Stratum VI. Four pit graves, dug in the sand and aligned on an east–west axis, were ascribed to the earliest, Persian stratum. The dating was based on a Phoenician jar, typical of the Persian period (Fig. 3), which served as a funerary offering. A small bronze ladle was found inside the jar.
 
Stratum V. The predominant stratum, dated to the Byzantine period (fourth–sixth centuries CE). Refuse from the storerooms of the Byzantine harbor (Figs. 4, 5) was exposed in Sqs 4–6. It contained a large quantity of sherds of imported jars and amphorae (see Haddad 2009), which were apparently discarded after use. The discarded vessels were buried in a purpose-made, very wide ditch in the sand dune, which was oriented east–west. The southern boundary of the ditch was detected in the excavation, but an Ottoman disturbance that cut through the refuse concentration 10 m to the north obscured the northern boundary. An analysis of the inclination and positioning of the vessels shows that the discarded marine transport jars were deposited in the ditch from the north to south. Locally produced jars that are common to the Byzantine period include sandy-orange colored bag-shaped jars, Gaza jars and an Ashqelon jar. The imported types include LRA1 amphorae from the Gulf of Alexandretta in Turkey. Red painted Greek inscriptions were identified on four of them. The rims of jars from North Africa were also found. Preliminary sorting of the ceramic shows Gaza jars to be the most common type in the assemblage. A white-yellow organic material that was associated with them, was identified in the laboratories of the Weizmann Institute as a concentration of tiny fish bones and vertebrae.
 
Stratum IV. In Sqs 3 and 4 there is a yellowish kurkar fill with a moderate east–west slope. It was dated to the Crusader period on the basis of a sealed context of ceramics that included a large quantity of twelfth century imported Aegean Wares. The fill was probably an embankment that served as a boarding ramp, or a road that led from Birqat el-Qamar, the sandy bay south of Yafo port, toward the hill east of the excavation. This ramp/road was cut by the construction of a tabun, of a yet unknown date. Above this stratum there is a brown soil fill, and above it a fill that probably dates to the Late Ottoman period.
 
Stratum III. The finds from the Late Ottoman stratum include wall foundations oriented in an approximately north–south direction. In the northern part of the excavation area the wall makes several successive obtuse-angle turns to the northeast, forming a polygon (Fig. 6). The wall was a conglomerate of kurkar andreddish mortar. It was very poorly preserved in the southern part of the excavation. It was destroyed by the construction of the British-Mandate road and the building activities to its east in the 1930s. The fill on either side of the wall yielded numerous pottery sherds dating to the Ottoman period, and human bones from the Christian cemetery that surrounded St. George’s Church, and was damaged by the construction of the British Mandate road. The wall dates to the Late Ottoman–early Mandae period.
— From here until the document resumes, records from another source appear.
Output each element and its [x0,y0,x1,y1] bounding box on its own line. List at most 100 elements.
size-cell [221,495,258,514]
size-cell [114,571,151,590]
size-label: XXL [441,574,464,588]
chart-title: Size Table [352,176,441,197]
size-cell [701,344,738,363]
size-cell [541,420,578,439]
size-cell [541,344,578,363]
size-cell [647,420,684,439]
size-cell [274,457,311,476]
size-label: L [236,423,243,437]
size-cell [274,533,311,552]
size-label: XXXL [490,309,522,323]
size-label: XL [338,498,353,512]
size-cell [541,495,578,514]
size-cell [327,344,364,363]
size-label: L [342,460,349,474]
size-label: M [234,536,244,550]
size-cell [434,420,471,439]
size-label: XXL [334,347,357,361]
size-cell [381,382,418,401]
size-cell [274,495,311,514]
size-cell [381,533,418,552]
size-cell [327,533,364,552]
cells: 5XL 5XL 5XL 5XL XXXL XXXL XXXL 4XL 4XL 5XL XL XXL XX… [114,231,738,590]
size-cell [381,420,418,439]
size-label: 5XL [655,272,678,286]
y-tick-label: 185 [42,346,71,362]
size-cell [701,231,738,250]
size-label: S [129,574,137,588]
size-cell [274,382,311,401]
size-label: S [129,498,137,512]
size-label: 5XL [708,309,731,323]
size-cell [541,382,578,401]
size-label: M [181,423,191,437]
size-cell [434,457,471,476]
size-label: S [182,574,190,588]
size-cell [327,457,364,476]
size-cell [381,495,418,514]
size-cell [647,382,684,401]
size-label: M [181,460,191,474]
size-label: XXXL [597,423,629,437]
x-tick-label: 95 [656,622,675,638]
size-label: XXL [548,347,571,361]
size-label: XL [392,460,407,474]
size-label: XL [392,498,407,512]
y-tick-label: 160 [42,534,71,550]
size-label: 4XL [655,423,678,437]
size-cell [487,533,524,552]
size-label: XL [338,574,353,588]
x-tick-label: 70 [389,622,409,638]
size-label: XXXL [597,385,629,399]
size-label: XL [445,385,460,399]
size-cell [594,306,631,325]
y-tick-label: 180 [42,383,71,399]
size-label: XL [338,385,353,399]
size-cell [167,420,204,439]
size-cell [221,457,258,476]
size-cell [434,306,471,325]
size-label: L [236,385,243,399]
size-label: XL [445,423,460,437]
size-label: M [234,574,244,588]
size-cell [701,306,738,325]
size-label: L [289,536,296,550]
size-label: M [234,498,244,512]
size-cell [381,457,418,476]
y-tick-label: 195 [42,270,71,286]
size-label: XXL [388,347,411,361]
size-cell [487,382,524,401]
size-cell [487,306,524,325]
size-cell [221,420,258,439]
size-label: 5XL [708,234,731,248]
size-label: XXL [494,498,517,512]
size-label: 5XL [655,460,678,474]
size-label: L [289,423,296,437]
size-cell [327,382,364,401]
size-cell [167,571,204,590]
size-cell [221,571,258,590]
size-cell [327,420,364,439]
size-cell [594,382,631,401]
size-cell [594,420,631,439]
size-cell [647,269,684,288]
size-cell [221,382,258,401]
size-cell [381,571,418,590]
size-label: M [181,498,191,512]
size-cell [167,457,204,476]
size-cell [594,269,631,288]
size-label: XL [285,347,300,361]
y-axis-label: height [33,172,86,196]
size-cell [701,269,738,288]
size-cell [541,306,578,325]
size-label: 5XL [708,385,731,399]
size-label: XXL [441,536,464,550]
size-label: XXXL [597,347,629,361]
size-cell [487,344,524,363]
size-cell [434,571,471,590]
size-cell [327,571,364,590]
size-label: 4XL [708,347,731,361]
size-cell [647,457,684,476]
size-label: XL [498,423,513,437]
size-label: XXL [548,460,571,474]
Aerial photographs and maps show that this was the northern part of the western wall of the compound in which St. George’s Church was located. In an aerial photograph taken by the German air force on 24.1.1918, the church-compound and the western enclosure-wall are clearly visible. The southern part of the wall can still be seen today on the remains of the hill above the southeastern side of the street.
 
The excavation showed that the Giv‘at Andromeda Persian cemetery extended northwest and was damaged in the Byzantine period. The excavation uncovered for the first time in Yafo such a large quantity of Byzantine-period imported jars and amphorae which originally contained wine, oil and possibly fish sauce. The large quantity of small fish bones in the organic waste indicates that the common product in one of the jar types was garum, the fish sauce that was such a common delicacy in the Roman period. It seems that the rubbish was disposed of near a storeroom that could not be located. The proximity to the water—no more than 100 m—shows that the storerooms which housed the jars after they were unloaded from the boats, were situated nearby, and may come to light in future excavations.
The segment of the yellowish embankment was part of the road that led up from the beach in the Crusader period.
The western wall of the church compound was demolished several decades after its construction, when the British Mandate road was built and widened.